Relax requirements for asking permissions in sensors

[pozdnyakov]

Google Chrome team proposes not to introduce permissions at least for ALS, Gyroscope, Magnetometer and Accelerometer.

The rational: "Discussion of past issues discovered in Blink’s Device Orientation and Motion APIs is here, we believe they are all addressed by the above mitigations".

I think the Generic Sensor specification could be updated so that it does not say permissions "must" be obtained, and instead leaves it for UA to decide (s/must/may).

[tobie]

Does this take in account that we'll be providing uses cases that require polling frequencies greater than 60 Hz?

[tobie]

/cc @lknik @maryammjd

[tobie]

So after more consideration, I see two options here:

1. Hook into the permission system and always return "granted" as it seems the Permission spec let's you do (see user intent), or
2. Completely bypass the permission's API.

If it's option 1, you're already good to go. You'll still need to spec and implement as if there were permissions, define a permission name, etc., but permission will be always "granted" by default on Chrome (whether always granting is a good idea or not is another discussion that might be worth having on Chromium's tracker). Option 1 has the added benefit of allowing different vendors to adjust their permission settings for sensors. Given the documented privacy and security issues of exposing sensors to the Web, this is the right thing to do.

Option 2 is a no go as it would create interop issues should another vendor decide to require permission where Chrome decided it doesn't need to. The only way this could work would be to get all vendors to agree upfront about this for a given set of sensors (and create a PermissionBasedSensor API inheriting from Sensor were there would be agreement that permissions were needed). This seems like an ineffective way to handle this.
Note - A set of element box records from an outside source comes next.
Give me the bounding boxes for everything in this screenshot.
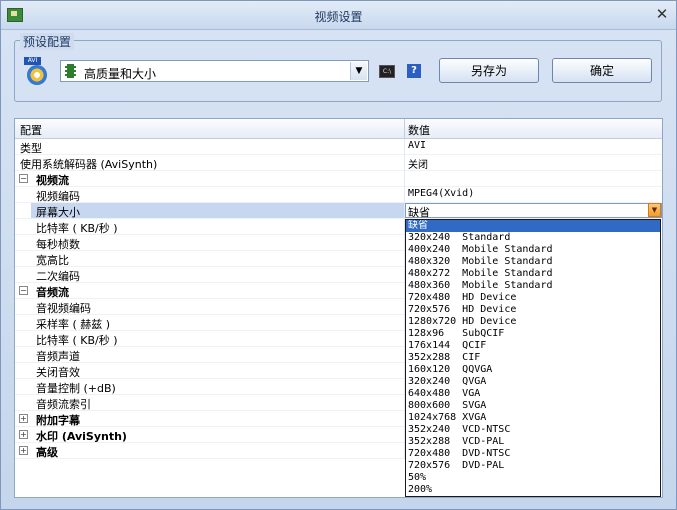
dropdown-option[interactable]: 400x240 Mobile Standard — [406, 244, 660, 256]
column-divider — [404, 171, 405, 187]
expand-icon[interactable]: + — [19, 430, 28, 439]
dropdown-option[interactable]: 320x240 QVGA — [406, 376, 660, 388]
avi-badge: AVI — [24, 57, 41, 65]
property-value: AVI — [408, 140, 427, 151]
property-row[interactable]: 屏幕大小 缺省 ▼ — [15, 203, 662, 219]
preset-group-label: 预设配置 — [20, 33, 75, 50]
column-divider — [404, 155, 405, 171]
dropdown-option[interactable]: 176x144 QCIF — [406, 340, 660, 352]
column-header-name: 配置 — [20, 124, 42, 137]
property-name: 类型 — [20, 142, 42, 155]
property-name: 比特率 ( KB/秒 ) — [36, 222, 118, 235]
avi-format-icon: AVI — [24, 57, 50, 87]
window-title: 视频设置 — [314, 10, 363, 24]
dropdown-option[interactable]: 200% — [406, 484, 660, 496]
property-name: 视频编码 — [36, 190, 80, 203]
dropdown-option[interactable]: 160x120 QQVGA — [406, 364, 660, 376]
column-divider[interactable] — [404, 119, 405, 138]
property-name: 使用系统解码器 (AviSynth) — [20, 158, 158, 171]
command-line-icon[interactable]: C:\ — [379, 65, 395, 78]
dropdown-option[interactable]: 480x272 Mobile Standard — [406, 268, 660, 280]
dropdown-option[interactable]: 352x288 CIF — [406, 352, 660, 364]
property-name: 屏幕大小 — [36, 206, 80, 219]
column-divider — [404, 187, 405, 203]
property-name: 每秒桢数 — [36, 238, 80, 251]
property-name: 水印 (AviSynth) — [36, 430, 127, 443]
dropdown-option[interactable]: 720x480 HD Device — [406, 292, 660, 304]
save-as-button[interactable]: 另存为 — [439, 58, 539, 83]
collapse-icon[interactable]: − — [19, 286, 28, 295]
property-name: 音量控制 (+dB) — [36, 382, 116, 395]
close-button[interactable]: ✕ — [653, 5, 671, 23]
dropdown-option[interactable]: 640x480 VGA — [406, 388, 660, 400]
preset-selected-value: 高质量和大小 — [84, 67, 157, 81]
dropdown-option[interactable]: 720x480 DVD-NTSC — [406, 448, 660, 460]
close-icon: ✕ — [655, 5, 669, 23]
dropdown-option[interactable]: 1280x720 HD Device — [406, 316, 660, 328]
property-name: 采样率 ( 赫兹 ) — [36, 318, 111, 331]
film-icon — [65, 64, 76, 78]
property-name: 比特率 ( KB/秒 ) — [36, 334, 118, 347]
property-name: 附加字幕 — [36, 414, 80, 427]
title-bar: 视频设置 ✕ — [1, 1, 676, 30]
property-row[interactable]: 视频编码 MPEG4(Xvid) — [15, 187, 662, 203]
column-divider — [404, 139, 405, 155]
property-name: 音视频编码 — [36, 302, 91, 315]
dropdown-option[interactable]: 720x576 DVD-PAL — [406, 460, 660, 472]
column-header-value: 数值 — [408, 124, 430, 137]
property-name: 高级 — [36, 446, 58, 459]
chevron-down-icon[interactable]: ▼ — [648, 203, 661, 217]
dropdown-option[interactable]: 缺省 — [406, 220, 660, 232]
dropdown-option[interactable]: 1024x768 XVGA — [406, 412, 660, 424]
dropdown-option[interactable]: 128x96 SubQCIF — [406, 328, 660, 340]
chevron-down-icon[interactable]: ▼ — [350, 62, 367, 80]
grid-header: 配置 数值 — [15, 119, 662, 139]
property-name: 关闭音效 — [36, 366, 80, 379]
collapse-icon[interactable]: − — [19, 174, 28, 183]
property-name: 音频流索引 — [36, 398, 91, 411]
property-name: 视频流 — [36, 174, 69, 187]
help-icon[interactable]: ? — [407, 64, 421, 78]
dropdown-option[interactable]: 720x576 HD Device — [406, 304, 660, 316]
expand-icon[interactable]: + — [19, 414, 28, 423]
property-row[interactable]: 使用系统解码器 (AviSynth) 关闭 — [15, 155, 662, 171]
dropdown-option[interactable]: 352x288 VCD-PAL — [406, 436, 660, 448]
property-name: 宽高比 — [36, 254, 69, 267]
property-value: MPEG4(Xvid) — [408, 188, 475, 199]
disc-icon — [27, 65, 47, 85]
dropdown-option[interactable]: 320x240 Standard — [406, 232, 660, 244]
property-value: 关闭 — [408, 160, 428, 171]
dropdown-option[interactable]: 800x600 SVGA — [406, 400, 660, 412]
expand-icon[interactable]: + — [19, 446, 28, 455]
property-name: 音频声道 — [36, 350, 80, 363]
property-name: 二次编码 — [36, 270, 80, 283]
category-row[interactable]: − 视频流 — [15, 171, 662, 187]
dropdown-option[interactable]: 480x320 Mobile Standard — [406, 256, 660, 268]
dropdown-option[interactable]: 50% — [406, 472, 660, 484]
screen-size-select[interactable] — [405, 203, 662, 218]
property-row[interactable]: 类型 AVI — [15, 139, 662, 155]
ok-button[interactable]: 确定 — [552, 58, 652, 83]
screen-size-options-list[interactable]: 缺省 320x240 Standard 400x240 Mobile Standar… — [405, 219, 661, 497]
dropdown-option[interactable]: 480x360 Mobile Standard — [406, 280, 660, 292]
dropdown-option[interactable]: 352x240 VCD-NTSC — [406, 424, 660, 436]
property-name: 音频流 — [36, 286, 69, 299]
property-value[interactable]: 缺省 — [408, 204, 430, 220]
preset-dropdown[interactable]: 高质量和大小 ▼ — [60, 60, 369, 82]
row-highlight — [31, 203, 404, 218]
Given the above, I'll close this. Feel free to reopen if you can get all vendors on the same page here or if there's another solution to this problem that I haven't thought about.

[maryammjd]

For high frequencies, Chrome's approach would definitely affect user security and privacy. I can see this conversation has been locked in a loop for a while now. I expect more issues will be reported from the security research community in the future.

[kenchris]

Wouldn't it makes sense to invite Owen (@owencm) to one of the DAP meetings to hear their reasoning and discuss further? It might be that we are talking by each other

[tobie]

Yup. I reached out a while back. Haven't heard back since and haven't had time to chase. 100% agree better communication would be helpful.

[owencm]

Thanks for filing this!

From a practical perspective, if there are extensions to the permissions API for each individual sensor then browsers can implement and decide to mark as granted if we feel that specific sensor doesn't warrant a permission. That way we have good interop between browsers that choose to permission, or not, these sensors.

If a sensor is introduced in the future that a browser decides to permission, we can also do it for that one specifically which is nice.

For example, if a sensor is introduced that creates a fingerprinting risk and no mitigations are available we may then choose to expose it only with a permission.

My take away here is that some browsers may choose to expose some subset of the sensors possible without permissioning, for example the accelerometer and gyroscope and as note that these are already exposed via DeviceOrientation events.

For that reason I think it would be better for the spec to say that browsers may require user permission for any sensors they wish and developers must always request permission before using one

[anssiko]

Thanks! Reopening to make sure we reflect @owencm's feedback in the spec.